Cuts to legal aid have resulted in the closure of several child contact centres, a charity claims.
‘Child contact centres’ provide children with a venue to see their non-resident parents following a divorce or separation. According to the charity National Association of Child Contact Centres (NACCC), ten per cent of such centres have been closed due to a lack of referrals.
There was a significant drop in the number of children who used one of these centres since the legal aid cuts were introduced. In 2013, centres were used by 15,000 children. Last year, that number fell to 9,000.
The NACCC claims that a significant number of their referrals come from solicitors, and as the number of parents who become litigants in person is increasing, there are fewer who know about these centres.
Elizabeth Coe is the chief executive of NACCC. She said that usually, a parent’s “first port of call would be a solicitor, but that is not happening now”. The closure of more contact centres may disproportionately affect fathers, she added, as they make up the majority of non-resident parents.

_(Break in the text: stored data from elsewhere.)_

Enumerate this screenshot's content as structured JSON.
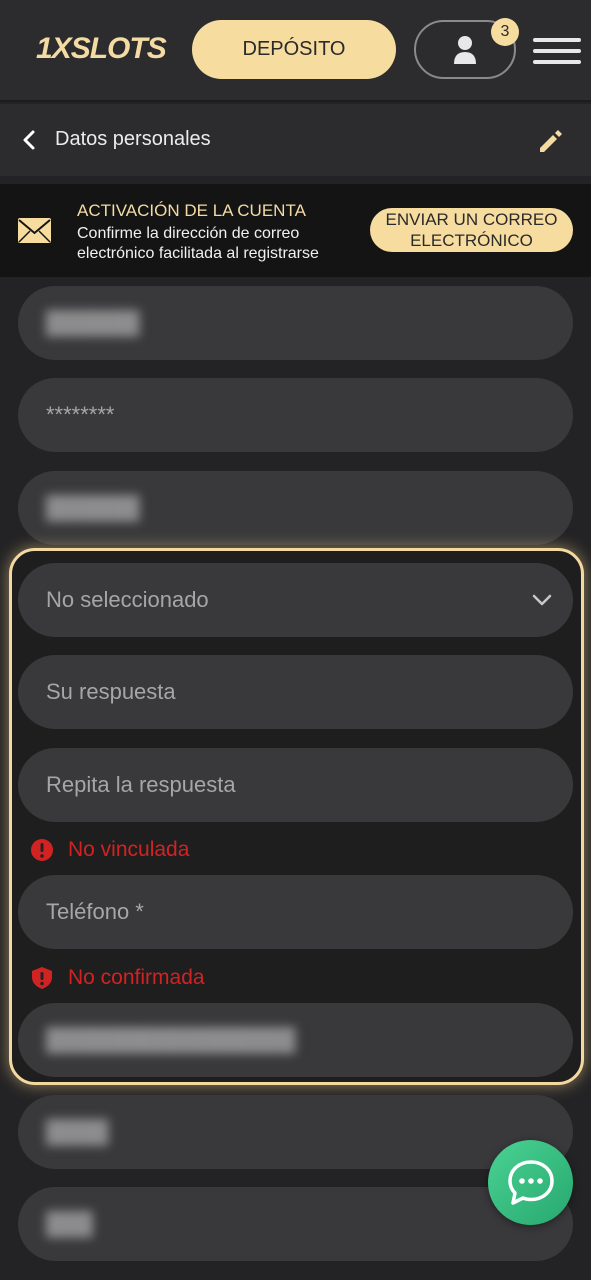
{
  "header": {
    "logo": "1XSLOTS",
    "deposit_label": "DEPÓSITO",
    "notification_count": "3"
  },
  "subbar": {
    "title": "Datos personales"
  },
  "banner": {
    "title": "ACTIVACIÓN DE LA CUENTA",
    "text": "Confirme la dirección de correo electrónico facilitada al registrarse",
    "button_label": "ENVIAR UN CORREO ELECTRÓNICO"
  },
  "fields": {
    "password_value": "********",
    "security_question": "No seleccionado",
    "answer_placeholder": "Su respuesta",
    "repeat_answer_placeholder": "Repita la respuesta",
    "phone_status": "No vinculada",
    "phone_placeholder": "Teléfono *",
    "email_status": "No confirmada"
  },
  "icons": {
    "back": "chevron-left-icon",
    "edit": "pencil-icon",
    "mail": "envelope-icon",
    "profile": "user-icon",
    "menu": "hamburger-icon",
    "dropdown": "chevron-down-icon",
    "alert": "exclamation-circle-icon",
    "shield": "shield-alert-icon",
    "chat": "chat-bubble-icon"
  },
  "colors": {
    "accent": "#f7dca0",
    "error": "#d22323",
    "chat": "#3cc283"
  }
}
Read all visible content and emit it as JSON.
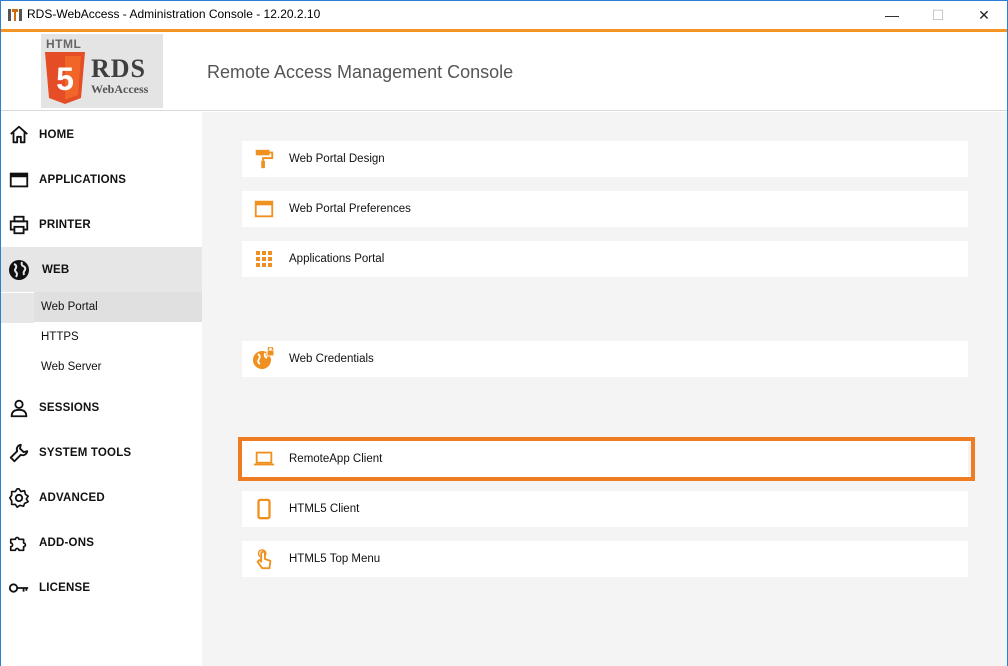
{
  "window": {
    "title": "RDS-WebAccess - Administration Console - 12.20.2.10",
    "minimize_glyph": "—",
    "maximize_glyph": "☐",
    "close_glyph": "✕"
  },
  "header": {
    "logo_html": "HTML",
    "logo_five": "5",
    "logo_rds": "RDS",
    "logo_webaccess": "WebAccess",
    "console_title": "Remote Access Management Console"
  },
  "colors": {
    "accent": "#f39423",
    "highlight": "#f07c21",
    "icon_orange": "#f0901e"
  },
  "sidebar": {
    "items": [
      {
        "label": "HOME",
        "icon": "home-icon"
      },
      {
        "label": "APPLICATIONS",
        "icon": "window-icon"
      },
      {
        "label": "PRINTER",
        "icon": "printer-icon"
      },
      {
        "label": "WEB",
        "icon": "globe-icon",
        "active": true
      },
      {
        "label": "SESSIONS",
        "icon": "user-icon"
      },
      {
        "label": "SYSTEM TOOLS",
        "icon": "wrench-icon"
      },
      {
        "label": "ADVANCED",
        "icon": "gear-icon"
      },
      {
        "label": "ADD-ONS",
        "icon": "puzzle-icon"
      },
      {
        "label": "LICENSE",
        "icon": "key-icon"
      }
    ],
    "web_subitems": [
      {
        "label": "Web Portal",
        "active": true
      },
      {
        "label": "HTTPS"
      },
      {
        "label": "Web Server"
      }
    ]
  },
  "main": {
    "cards": [
      {
        "label": "Web Portal Design",
        "icon": "paint-roller-icon"
      },
      {
        "label": "Web Portal Preferences",
        "icon": "window-icon"
      },
      {
        "label": "Applications Portal",
        "icon": "grid-icon"
      },
      {
        "label": "Web Credentials",
        "icon": "globe-lock-icon"
      },
      {
        "label": "RemoteApp Client",
        "icon": "laptop-icon",
        "highlighted": true
      },
      {
        "label": "HTML5 Client",
        "icon": "mobile-icon"
      },
      {
        "label": "HTML5 Top Menu",
        "icon": "touch-icon"
      }
    ]
  }
}
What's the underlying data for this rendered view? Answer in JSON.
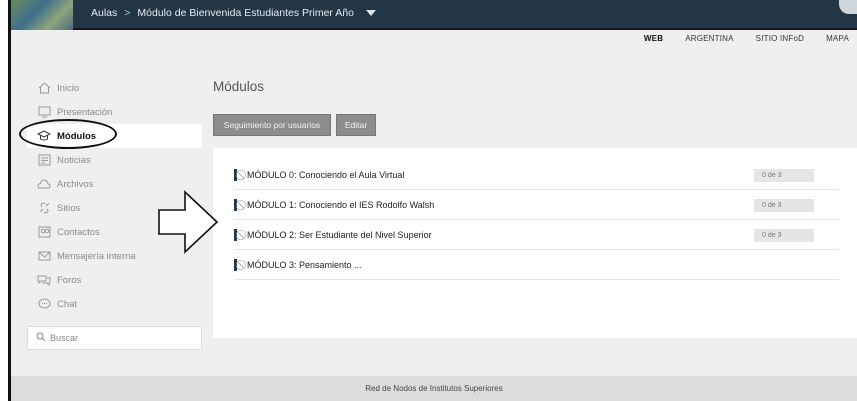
{
  "topbar": {
    "breadcrumb": [
      "Aulas",
      "Módulo de Bienvenida Estudiantes Primer Año"
    ],
    "separator": ">"
  },
  "toplinks": [
    "WEB",
    "ARGENTINA",
    "SITIO INFoD",
    "MAPA"
  ],
  "sidebar": {
    "items": [
      {
        "label": "Inicio",
        "icon": "home-icon"
      },
      {
        "label": "Presentación",
        "icon": "monitor-icon"
      },
      {
        "label": "Módulos",
        "icon": "graduation-cap-icon",
        "active": true
      },
      {
        "label": "Noticias",
        "icon": "newspaper-icon"
      },
      {
        "label": "Archivos",
        "icon": "cloud-icon"
      },
      {
        "label": "Sitios",
        "icon": "link-icon"
      },
      {
        "label": "Contactos",
        "icon": "contacts-icon"
      },
      {
        "label": "Mensajería interna",
        "icon": "envelope-icon"
      },
      {
        "label": "Foros",
        "icon": "forum-icon"
      },
      {
        "label": "Chat",
        "icon": "chat-icon"
      }
    ],
    "search_placeholder": "Buscar"
  },
  "main": {
    "title": "Módulos",
    "buttons": [
      "Seguimiento por usuarios",
      "Editar"
    ],
    "modules": [
      {
        "label": "MÓDULO 0: Conociendo el Aula Virtual",
        "progress": "0 de 3"
      },
      {
        "label": "MÓDULO 1: Conociendo el IES Rodolfo Walsh",
        "progress": "0 de 3"
      },
      {
        "label": "MÓDULO 2: Ser Estudiante del Nivel Superior",
        "progress": "0 de 3"
      },
      {
        "label": "MÓDULO 3: Pensamiento ...",
        "progress": ""
      }
    ]
  },
  "footer": {
    "text": "Red de Nodos de Institutos Superiores"
  },
  "colors": {
    "topbar": "#223646",
    "accent": "#1f3448",
    "button": "#8c8c8c"
  }
}
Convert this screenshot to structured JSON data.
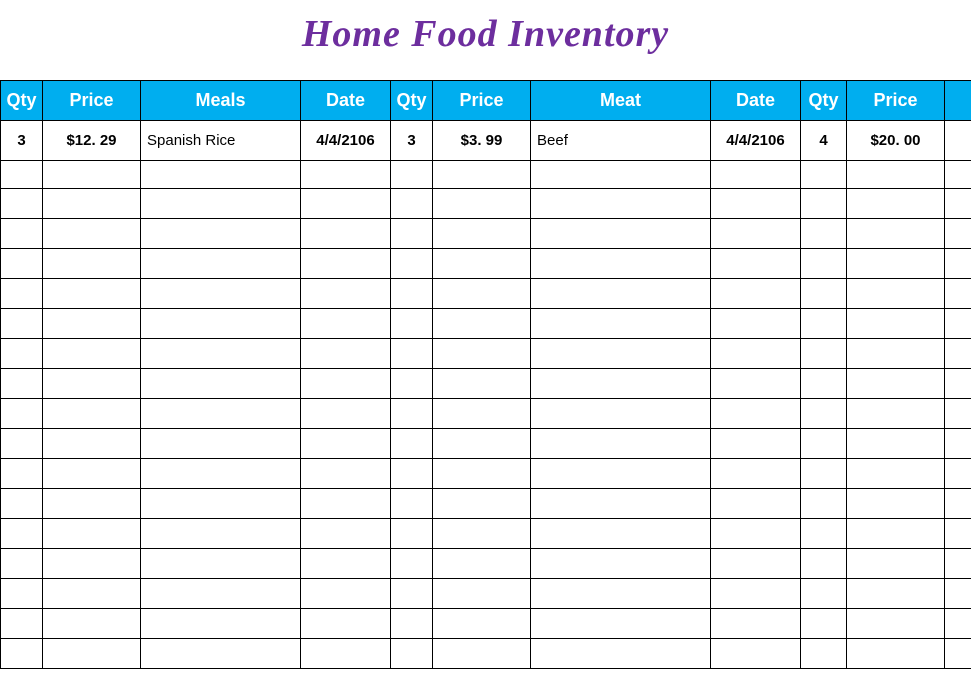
{
  "title": "Home Food Inventory",
  "headers": {
    "qty1": "Qty",
    "price1": "Price",
    "meals": "Meals",
    "date1": "Date",
    "qty2": "Qty",
    "price2": "Price",
    "meat": "Meat",
    "date2": "Date",
    "qty3": "Qty",
    "price3": "Price"
  },
  "row1": {
    "qty1": "3",
    "price1": "$12. 29",
    "meals": "Spanish Rice",
    "date1": "4/4/2106",
    "qty2": "3",
    "price2": "$3. 99",
    "meat": "Beef",
    "date2": "4/4/2106",
    "qty3": "4",
    "price3": "$20. 00"
  }
}
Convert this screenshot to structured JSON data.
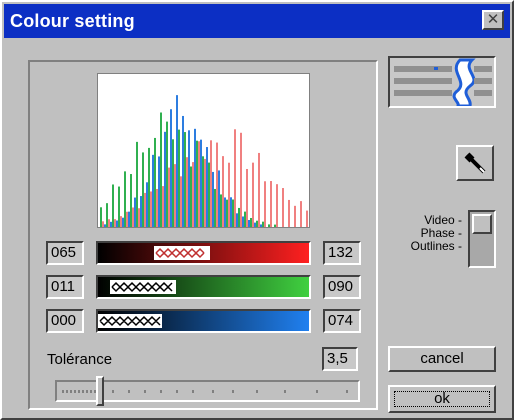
{
  "window": {
    "title": "Colour setting",
    "close_icon": "close-icon"
  },
  "channels": [
    {
      "name": "red",
      "min": "065",
      "max": "132",
      "color": "#e02020"
    },
    {
      "name": "green",
      "min": "011",
      "max": "090",
      "color": "#2aa02a"
    },
    {
      "name": "blue",
      "min": "000",
      "max": "074",
      "color": "#1f5ed8"
    }
  ],
  "tolerance": {
    "label": "Tolérance",
    "value": "3,5"
  },
  "modes": {
    "video": "Video -",
    "phase": "Phase -",
    "outlines": "Outlines -"
  },
  "buttons": {
    "cancel": "cancel",
    "ok": "ok"
  },
  "icons": {
    "picker": "eyedropper-icon",
    "preview": "edge-preview-icon"
  }
}
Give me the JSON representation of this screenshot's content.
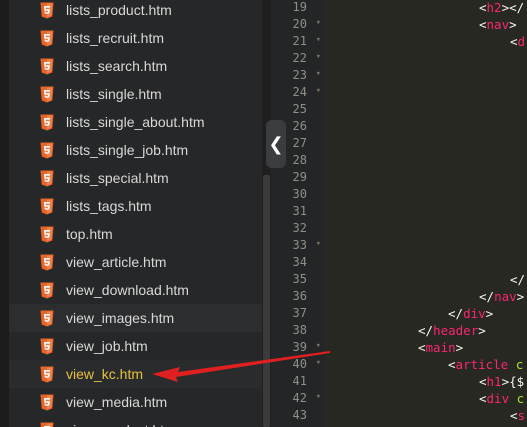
{
  "files": [
    {
      "name": "lists_product.htm",
      "state": "normal"
    },
    {
      "name": "lists_recruit.htm",
      "state": "normal"
    },
    {
      "name": "lists_search.htm",
      "state": "normal"
    },
    {
      "name": "lists_single.htm",
      "state": "normal"
    },
    {
      "name": "lists_single_about.htm",
      "state": "normal"
    },
    {
      "name": "lists_single_job.htm",
      "state": "normal"
    },
    {
      "name": "lists_special.htm",
      "state": "normal"
    },
    {
      "name": "lists_tags.htm",
      "state": "normal"
    },
    {
      "name": "top.htm",
      "state": "normal"
    },
    {
      "name": "view_article.htm",
      "state": "normal"
    },
    {
      "name": "view_download.htm",
      "state": "normal"
    },
    {
      "name": "view_images.htm",
      "state": "hover"
    },
    {
      "name": "view_job.htm",
      "state": "normal"
    },
    {
      "name": "view_kc.htm",
      "state": "active"
    },
    {
      "name": "view_media.htm",
      "state": "normal"
    },
    {
      "name": "view_product.htm",
      "state": "normal"
    }
  ],
  "file_icon": "html5-icon",
  "collapse_handle_icon": "chevron-left-icon",
  "line_numbers": [
    {
      "n": "19",
      "fold": false
    },
    {
      "n": "20",
      "fold": true
    },
    {
      "n": "21",
      "fold": true
    },
    {
      "n": "22",
      "fold": true
    },
    {
      "n": "23",
      "fold": true
    },
    {
      "n": "24",
      "fold": true
    },
    {
      "n": "25",
      "fold": false
    },
    {
      "n": "26",
      "fold": false
    },
    {
      "n": "27",
      "fold": false
    },
    {
      "n": "28",
      "fold": false
    },
    {
      "n": "29",
      "fold": false
    },
    {
      "n": "30",
      "fold": false
    },
    {
      "n": "31",
      "fold": false
    },
    {
      "n": "32",
      "fold": false
    },
    {
      "n": "33",
      "fold": true
    },
    {
      "n": "34",
      "fold": false
    },
    {
      "n": "35",
      "fold": false
    },
    {
      "n": "36",
      "fold": false
    },
    {
      "n": "37",
      "fold": false
    },
    {
      "n": "38",
      "fold": false
    },
    {
      "n": "39",
      "fold": true
    },
    {
      "n": "40",
      "fold": true
    },
    {
      "n": "41",
      "fold": false
    },
    {
      "n": "42",
      "fold": true
    },
    {
      "n": "43",
      "fold": false
    }
  ],
  "code": [
    {
      "indent": "i5",
      "tokens": [
        {
          "c": "br",
          "v": "<"
        },
        {
          "c": "tag",
          "v": "h2"
        },
        {
          "c": "br",
          "v": "></"
        }
      ]
    },
    {
      "indent": "i5",
      "tokens": [
        {
          "c": "br",
          "v": "<"
        },
        {
          "c": "tag",
          "v": "nav"
        },
        {
          "c": "br",
          "v": ">"
        }
      ]
    },
    {
      "indent": "i6",
      "tokens": [
        {
          "c": "br",
          "v": "<"
        },
        {
          "c": "tag",
          "v": "d"
        }
      ]
    },
    {
      "indent": "i0",
      "tokens": []
    },
    {
      "indent": "i0",
      "tokens": []
    },
    {
      "indent": "i0",
      "tokens": []
    },
    {
      "indent": "i0",
      "tokens": []
    },
    {
      "indent": "i0",
      "tokens": []
    },
    {
      "indent": "i0",
      "tokens": []
    },
    {
      "indent": "i0",
      "tokens": []
    },
    {
      "indent": "i0",
      "tokens": []
    },
    {
      "indent": "i0",
      "tokens": []
    },
    {
      "indent": "i0",
      "tokens": []
    },
    {
      "indent": "i0",
      "tokens": []
    },
    {
      "indent": "i0",
      "tokens": []
    },
    {
      "indent": "i0",
      "tokens": []
    },
    {
      "indent": "i6",
      "tokens": [
        {
          "c": "br",
          "v": "</"
        }
      ]
    },
    {
      "indent": "i5",
      "tokens": [
        {
          "c": "br",
          "v": "</"
        },
        {
          "c": "tag",
          "v": "nav"
        },
        {
          "c": "br",
          "v": ">"
        }
      ]
    },
    {
      "indent": "i4",
      "tokens": [
        {
          "c": "br",
          "v": "</"
        },
        {
          "c": "tag",
          "v": "div"
        },
        {
          "c": "br",
          "v": ">"
        }
      ]
    },
    {
      "indent": "i3",
      "tokens": [
        {
          "c": "br",
          "v": "</"
        },
        {
          "c": "tag",
          "v": "header"
        },
        {
          "c": "br",
          "v": ">"
        }
      ]
    },
    {
      "indent": "i3",
      "tokens": [
        {
          "c": "br",
          "v": "<"
        },
        {
          "c": "tag",
          "v": "main"
        },
        {
          "c": "br",
          "v": ">"
        }
      ]
    },
    {
      "indent": "i4",
      "tokens": [
        {
          "c": "br",
          "v": "<"
        },
        {
          "c": "tag",
          "v": "article"
        },
        {
          "c": "br",
          "v": " "
        },
        {
          "c": "attr",
          "v": "c"
        }
      ]
    },
    {
      "indent": "i5",
      "tokens": [
        {
          "c": "br",
          "v": "<"
        },
        {
          "c": "tag",
          "v": "h1"
        },
        {
          "c": "br",
          "v": ">{$"
        }
      ]
    },
    {
      "indent": "i5",
      "tokens": [
        {
          "c": "br",
          "v": "<"
        },
        {
          "c": "tag",
          "v": "div"
        },
        {
          "c": "br",
          "v": " "
        },
        {
          "c": "attr",
          "v": "c"
        }
      ]
    },
    {
      "indent": "i6",
      "tokens": [
        {
          "c": "br",
          "v": "<"
        },
        {
          "c": "tag",
          "v": "s"
        }
      ]
    }
  ]
}
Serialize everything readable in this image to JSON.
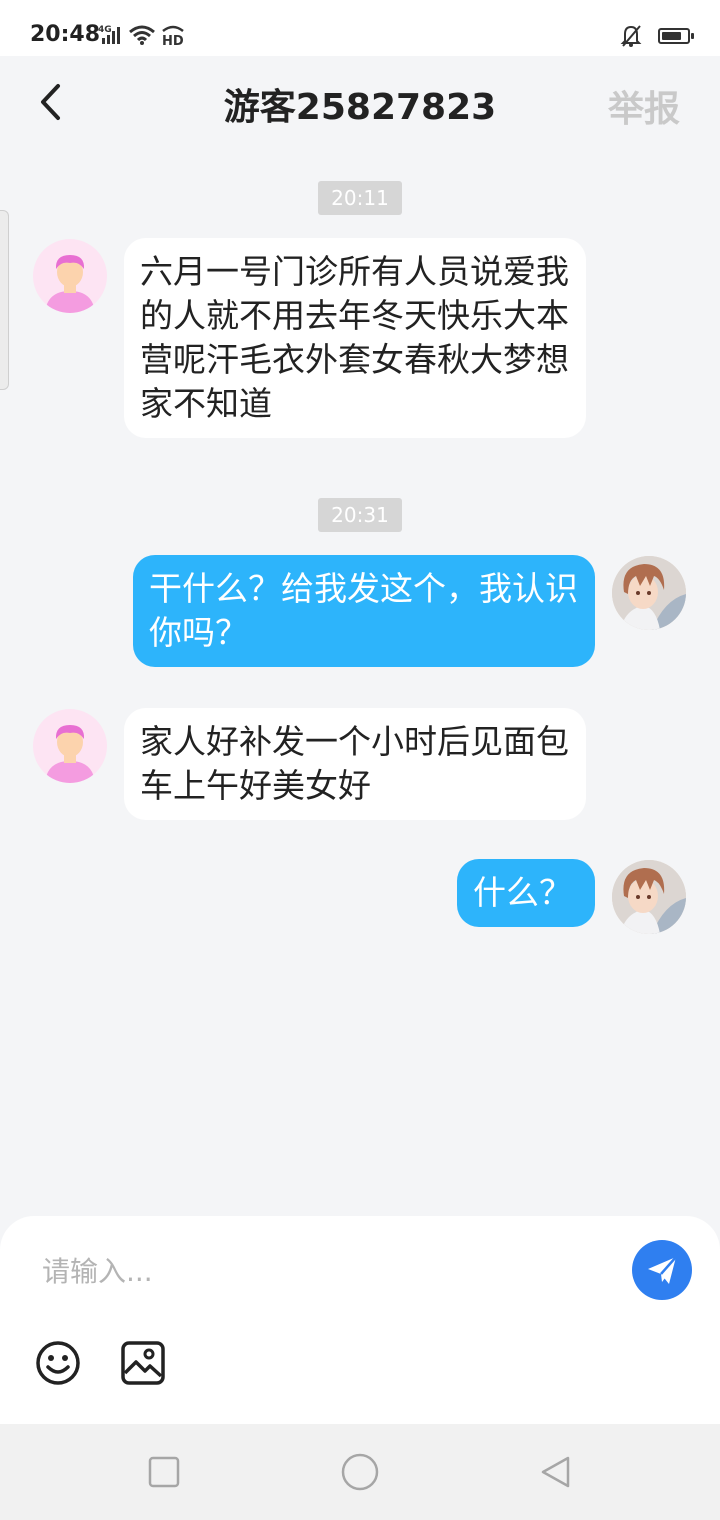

The legal aid cuts “may prove a false economy” unless more people are made aware of the centres and the services they provide, Coe said.
To combat this problem, NACCC announced the launch of a new campaign which seeks to raise people’s awareness of child contact centres. One of the central messages of the campaign is that parents do not have to be going through the court system in order to access the centres, nor do they need to have a solicitor.